The irresistible conclusion is that non-discrimination – especially the importance of the injunction not to exclude or discriminate against SC/ST communities [by reason of the express provisions in Articles 17 and 15] constitutes the essence of equality: that principle is the core value that transcends the provisions themselves; this can be said to be part of the basic structure.
Can the fact that SC/ST and OBC communities are covered by reservations to promote their equality, to ensure that centuries old disadvantages and barriers faced by them (which are still in place, and is necessary to ensure their equal participation) be a ground for a reasonable classification? In my opinion, that cannot be the basis of classification.
None of the materials placed on the record contain any suggestion that the SC/ST/OBC categories should be excluded from the poverty or economic criteria based reservation, on the justification that existing reservation policies have yielded such significant results, that a majority of them have risen above the circumstances which resulted in, or exacerbate, their marginalization and poverty.
There is nothing to suggest how keeping out those who qualify for the benefit of this economic criteria reservation but belong to this large segment constituting 82% of the country’s population (SC, ST and OBC together), will advance the object of economically weaker sections of society.
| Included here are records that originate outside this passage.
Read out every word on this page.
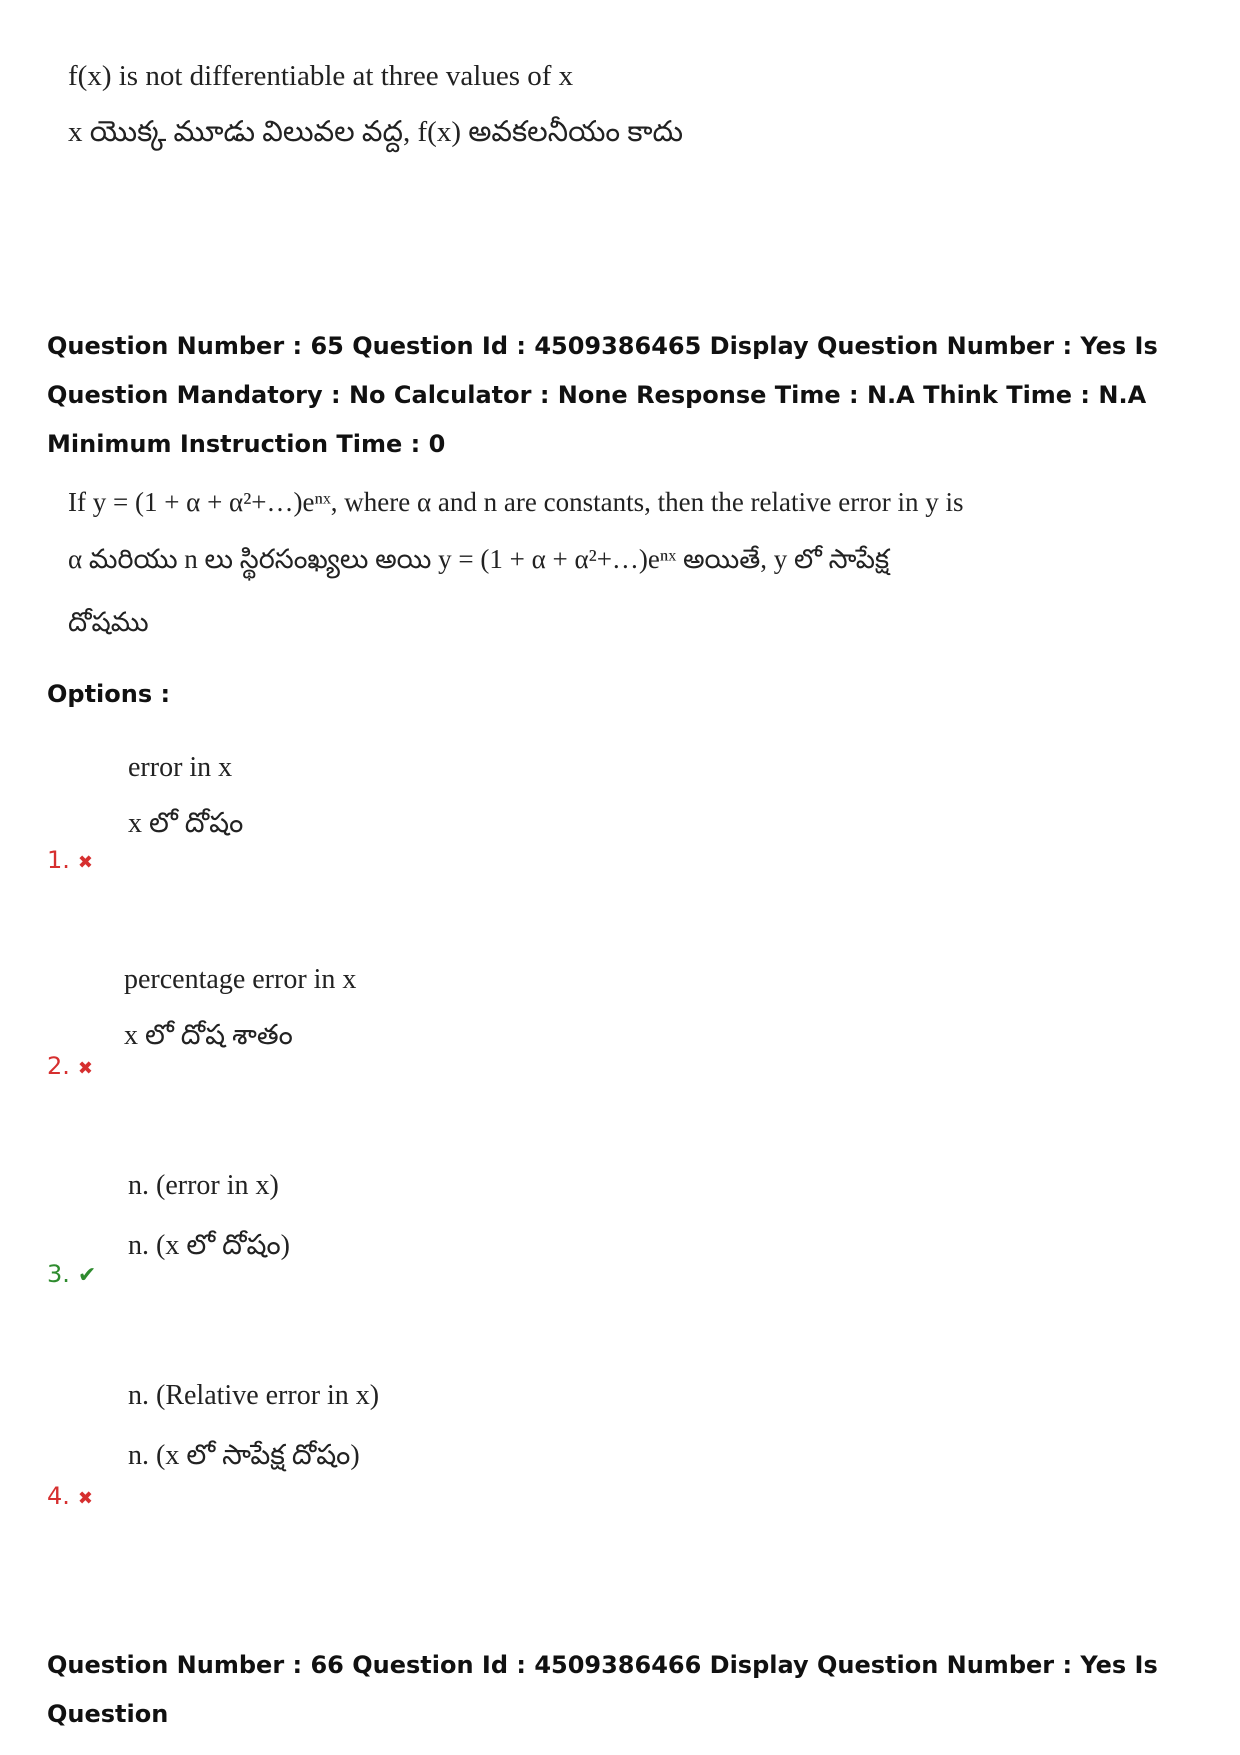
f(x) is not differentiable at three values of x
x యొక్క మూడు విలువల వద్ద, f(x) అవకలనీయం కాదు
Question Number : 65 Question Id : 4509386465 Display Question Number : Yes Is Question Mandatory : No Calculator : None Response Time : N.A Think Time : N.A Minimum Instruction Time : 0
If y = (1 + α + α²+…)eⁿˣ, where α and n are constants, then the relative error in y is
α మరియు n లు స్థిరసంఖ్యలు అయి y = (1 + α + α²+…)eⁿˣ అయితే, y లో సాపేక్ష
దోషము
Options :
error in x
x లో దోషం
1. ✖
percentage error in x
x లో దోష శాతం
2. ✖
n. (error in x)
n. (x లో దోషం)
3. ✔
n. (Relative error in x)
n. (x లో సాపేక్ష దోషం)
4. ✖
Question Number : 66 Question Id : 4509386466 Display Question Number : Yes Is Question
As an aside, it may also be noted that according to the figures available, 45 districts are fully declared, and 64, partially declared, as Fifth Schedule areas, out of 766 districts in the country. Majority of the population of these areas are inhabited by members of scheduled tribes.
According to the Sinho Committee, 48.4% of all Scheduled Tribes are in the BPL (below poverty line) zone. This is 4.25 crores of the population. In this manner,the exclusion operates additionally, in a geographical manner, too, denying the poorest tribals, living in these areas, the benefit of reservation meant for the poor.
The exclusionary clause (in the impugned amendment) that keeps out from the benefits of economic reservation, backward classes and SC/STs…strikes a death knell to the equality and fraternal principle which permeates the equality code and non-discrimination principle.
Reservation is designed as a powerful tool to enable equal access and equal opportunity. Introducing the economic basis for reservation – as a new criterion, is permissible. Yet, the “othering” of socially and educationally disadvantaged classes – including SCs/ STs/ OBCs by excluding them from this new reservation on the ground that they enjoy pre-existing benefits, is to heap fresh injustice based on past disability.
The exclusionary clause operates in an utterly arbitrary manner. Firstly it “others” those subjected to socially questionable, and outlawed practices – though they are amongst the poorest sections of society. Secondly, for the purpose of the new reservations, the exclusion operates against the socially disadvantaged classes and castes, absolutely, by confining them within their allocated reservation quotas (15% for SCs, 7.5% for STs, etc.). Thirdly, it denies the chance of mobility from the reserved quota (based on past discrimination) to a reservation benefit based only on economic deprivation.
The net effect of the entire exclusionary principle is Orwellian (so to say), which is that all the poorest are entitled to be considered, regardless of their caste or class, yet only those who belong to forward classes or castes, would be considered, and those from socially disadvantaged classes for SC/STs would be ineligible.
Within the narrative of the classification jurisprudence, the differentia (or marker) distinguishing one person from another is deprivation alone. The exclusion, however, is not based on deprivation but social origin or identity. This strikes at the essence of the non-discriminatory rule.